Ce problème structurel, il existe aussi en Belgique et c’est pour arrêter de mal-informer sur les violences sexistes que l’AJP a sorti un guide inédit, en novembre 2021 : "Comment informer sur les violences contre les femmes : dix recommandations à l’usage des journalistes".
"Ce guide existe d’abord grâce aux associations féministes", insiste Safia Kessas, qui a participé aux discussions qui ont précédé la rédaction de cet ouvrage à destination des journalistes. "Ce travail collaboratif entre les associations de terrain, le monde académique et les organisations professionnelles est fondamental pour avancer sur ces sujets".
Le guide met à disposition des journalistes dix fiches thématiques qui vont de la prise de conscience du système de violences à l’égard des femmes (qu’est-ce que la culture du viol, le continuum des violences, le masculinisme ?) à l’usage des bons mots (par exemple : pédocriminalité à la place de pédophilie, féminicide et non crime passionnel, victime déclarée à la place de victime présumée) en passant par l’information sur les solutions pour les victimes (insérer des numéros d’aide dans les articles de presse, par exemple).

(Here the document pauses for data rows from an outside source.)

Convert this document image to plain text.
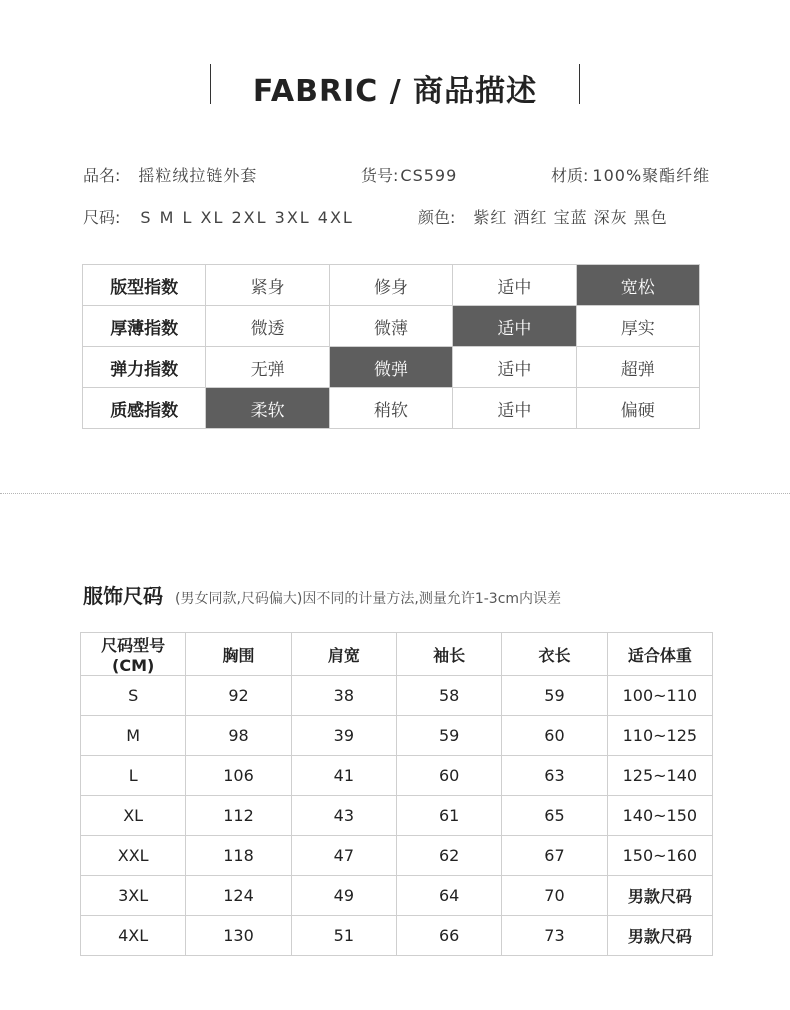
FABRIC / 商品描述
品名: 摇粒绒拉链外套	货号: CS599	材质: 100%聚酯纤维
尺码: S M L XL 2XL 3XL 4XL	颜色: 紫红 酒红 宝蓝 深灰 黑色
版型指数	紧身	修身	适中	宽松
厚薄指数	微透	微薄	适中	厚实
弹力指数	无弹	微弹	适中	超弹
质感指数	柔软	稍软	适中	偏硬
服饰尺码 (男女同款,尺码偏大)因不同的计量方法,测量允许1-3cm内误差
尺码型号(CM)	胸围	肩宽	袖长	衣长	适合体重
S	92	38	58	59	100~110
M	98	39	59	60	110~125
L	106	41	60	63	125~140
XL	112	43	61	65	140~150
XXL	118	47	62	67	150~160
3XL	124	49	64	70	男款尺码
4XL	130	51	66	73	男款尺码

"La structure du manuel permet deux niveaux de lecture : rapide, grâce aux résumés figurant sous la rubrique 'en bref' qui proposent une série de conseils très concrets, ou approfondie, grâce aux nombreuses explications, exemples et références qui y figurent", explique Anne-Marie Impe, journaliste et rédactrice de ce guide.
Les membres de l’AJP et les rédactions l’ont reçu dans leur boite aux lettres mais il n’est pas contraignant pour les journalistes. "C’est un outil destiné à faciliter la compréhension du phénomène des violences faites aux femmes et à favoriser la réflexion sur la manière de mieux en parler dans les médias", explique Anne-Marie Impe.
"Chaque journaliste reste libre de se saisir – ou pas – des conseils qui y figurent. Toutefois, le fait que le Conseil de déontologie journalistique ait publié en 2021 une recommandation sur le traitement journalistique des violences de genre, renforce le caractère incitatif des conseils qui figurent dans le guide de l’AJP".
Malgré la publication de ce guide, certains médias continuent de mal-informer sur les violences faites aux femmes. "C’est sans doute par méconnaissance du sujet car si tous les journalistes affiliés à l’AJP ont reçu le guide, tous ne l’ont bien sûr pas lu", commence Anne-Marie Impe. "Mais c’est aussi par opportunisme : certains médias savent qu’un titre sensationnaliste voire voyeuriste va leur attirer des clics. Il y a une demande pour ce type de journalisme. Les lecteurs portent donc aussi une part de responsabilité dans les dérives médiatiques", nuance l’essayiste.